I had a post on a very old geocities journal about a friend that included his full name and then somewhat later, a funny story about him and strip clubs. His new boss googled and was apparently annoyed about it, and requested that he have it removed. So, it didn't cost him the job, but the employer was worried about prospective clients getting the same results and tried to clean it up a little.
posted by jacquilynne at 5:42 AM on January 12, 2005


Whilst typing someone's name into Google could give you a better insight into them as a prospective employee, it could also give you a completely false impression of them. There's a lot of people out there with the same name. I just googled myself, and was surprised to discover that I'm apparently married to Baron Clamor of the Bussche Haddenhausen. Under my maiden name I've been much busier. Im simultaneously a published author, a hockey teacher at some Australian girls' school and a conservation activist in Wales. It makes me deeply uneasy that the activities of people completely unrelated to me who happen to share my name might have some bearing on whether a company chooses to employ me or not. I'm not concerned so much whether it's invasive or rude, but I am concerned as to whether it's accurate.
posted by talitha_kumi at 6:21 AM on January 12, 2005


i suspect people clued up enough to use google to look for personal info (indeed, anyone who has worked out how you enter text on the computer by pressing the little buttons with letters on, rather than, say, trying to eat them) will also have worked out that more than one person may share the same name.

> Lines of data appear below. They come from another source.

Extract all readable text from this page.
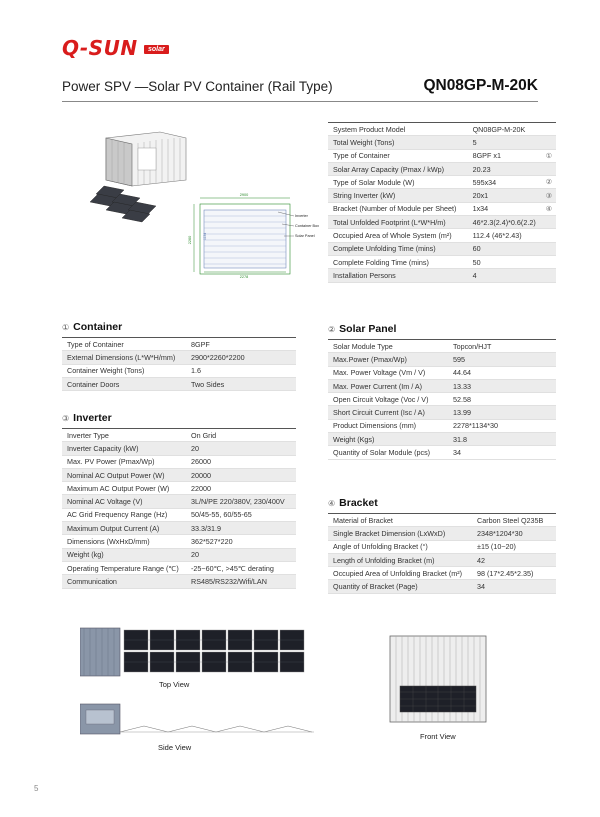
Q-SUN	solar
Power SPV —Solar PV Container (Rail Type)	QN08GP-M-20K
2900
2260	1134
2278
Inverter
Container Box
Solar Panel
System Product Model	QN08GP-M-20K	
Total Weight (Tons)	5	
Type of Container	8GPF x1	①
Solar Array Capacity (Pmax / kWp)	20.23	
Type of Solar Module (W)	595x34	②
String Inverter (kW)	20x1	③
Bracket (Number of Module per Sheet)	1x34	④
Total Unfolded Footprint (L*W*H/m)	46*2.3(2.4)*0.6(2.2)	
Occupied Area of Whole System (m²)	112.4 (46*2.43)	
Complete Unfolding Time (mins)	60	
Complete Folding Time (mins)	50	
Installation Persons	4	
① Container
Type of Container	8GPF
External Dimensions (L*W*H/mm)	2900*2260*2200
Container Weight (Tons)	1.6
Container Doors	Two Sides
③ Inverter
Inverter Type	On Grid
Inverter Capacity (kW)	20
Max. PV Power (Pmax/Wp)	26000
Nominal AC Output Power (W)	20000
Maximum AC Output Power (W)	22000
Nominal AC Voltage (V)	3L/N/PE 220/380V, 230/400V
AC Grid Frequency Range (Hz)	50/45-55, 60/55-65
Maximum Output Current (A)	33.3/31.9
Dimensions (WxHxD/mm)	362*527*220
Weight (kg)	20
Operating Temperature Range (℃)	-25~60℃, >45℃ derating
Communication	RS485/RS232/Wifi/LAN
② Solar Panel
Solar Module Type	Topcon/HJT
Max.Power (Pmax/Wp)	595
Max. Power Voltage (Vm / V)	44.64
Max. Power Current (Im / A)	13.33
Open Circuit Voltage (Voc / V)	52.58
Short Circuit Current (Isc / A)	13.99
Product Dimensions (mm)	2278*1134*30
Weight (Kgs)	31.8
Quantity of Solar Module (pcs)	34
④ Bracket
Material of Bracket	Carbon Steel Q235B
Single Bracket Dimension (LxWxD)	2348*1204*30
Angle of Unfolding Bracket (°)	±15 (10~20)
Length of Unfolding Bracket (m)	42
Occupied Area of Unfolding Bracket (m²)	98 (17*2.45*2.35)
Quantity of Bracket (Page)	34
Top View
Side View
Front View
5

this is particularly obvious if you live in a catholic country with more than 365.25 people, incidentally.
posted by andrew cooke at 8:09 AM on January 12, 2005


I always do this. Primarily, as i_am_joe's_spleen says, to get an idea of whether the candidate has any sort of online presence or reputation.

I don't use my real name for silly stuff anymore, but a truckload of teenage usenet posts will be my undoing one day.
posted by cell at 9:13 AM on January 12, 2005


I don't think that I've ever been "googled" by a perspective employer, though I'm sure that it will become more common. I have been googled by dates. I know that everyone has access to the internets nowadays, but it's kinda creepy to be on a first date and the guy says "so you do human rights work, huh?" This is always followed by the self-congratulatory smile, like they find themselves to be the cleverest men on the planet. Yuck.
posted by Juicylicious at 9:14 AM on January 12, 2005


A side question that occurs to me: is there a way to make Google more accurate for one's own name? For instance, is there something I can put somewhere in my own website (which features my artwork but only mentions my first name) so that when someone Googles my full name, my site comes up as a response? Without putting my name all over my site for drive-by visitors to see, that is.
posted by xo at 10:52 AM on January 12, 2005


I think I posted this somewhere else on mefi recently, but yeah, regarding people with the same name as you, I am apaprently:

a golden retriever
a gay porn star
an ex WWF wrestler (who actually lives quite near me)
an australian writer/researcher
the ex head of the southern marketing association

but I am actually none of these things.
posted by RustyBrooks at 11:07 AM on January 12, 2005


I think you're being much too modest Rusty. I'm quite sure that you ARE a gay man who stars in pornos where you wrestle golden retrievers and then write about it later while on vacation in Australia. Of course this is why you were terminated as head honcho of the southern marketing association.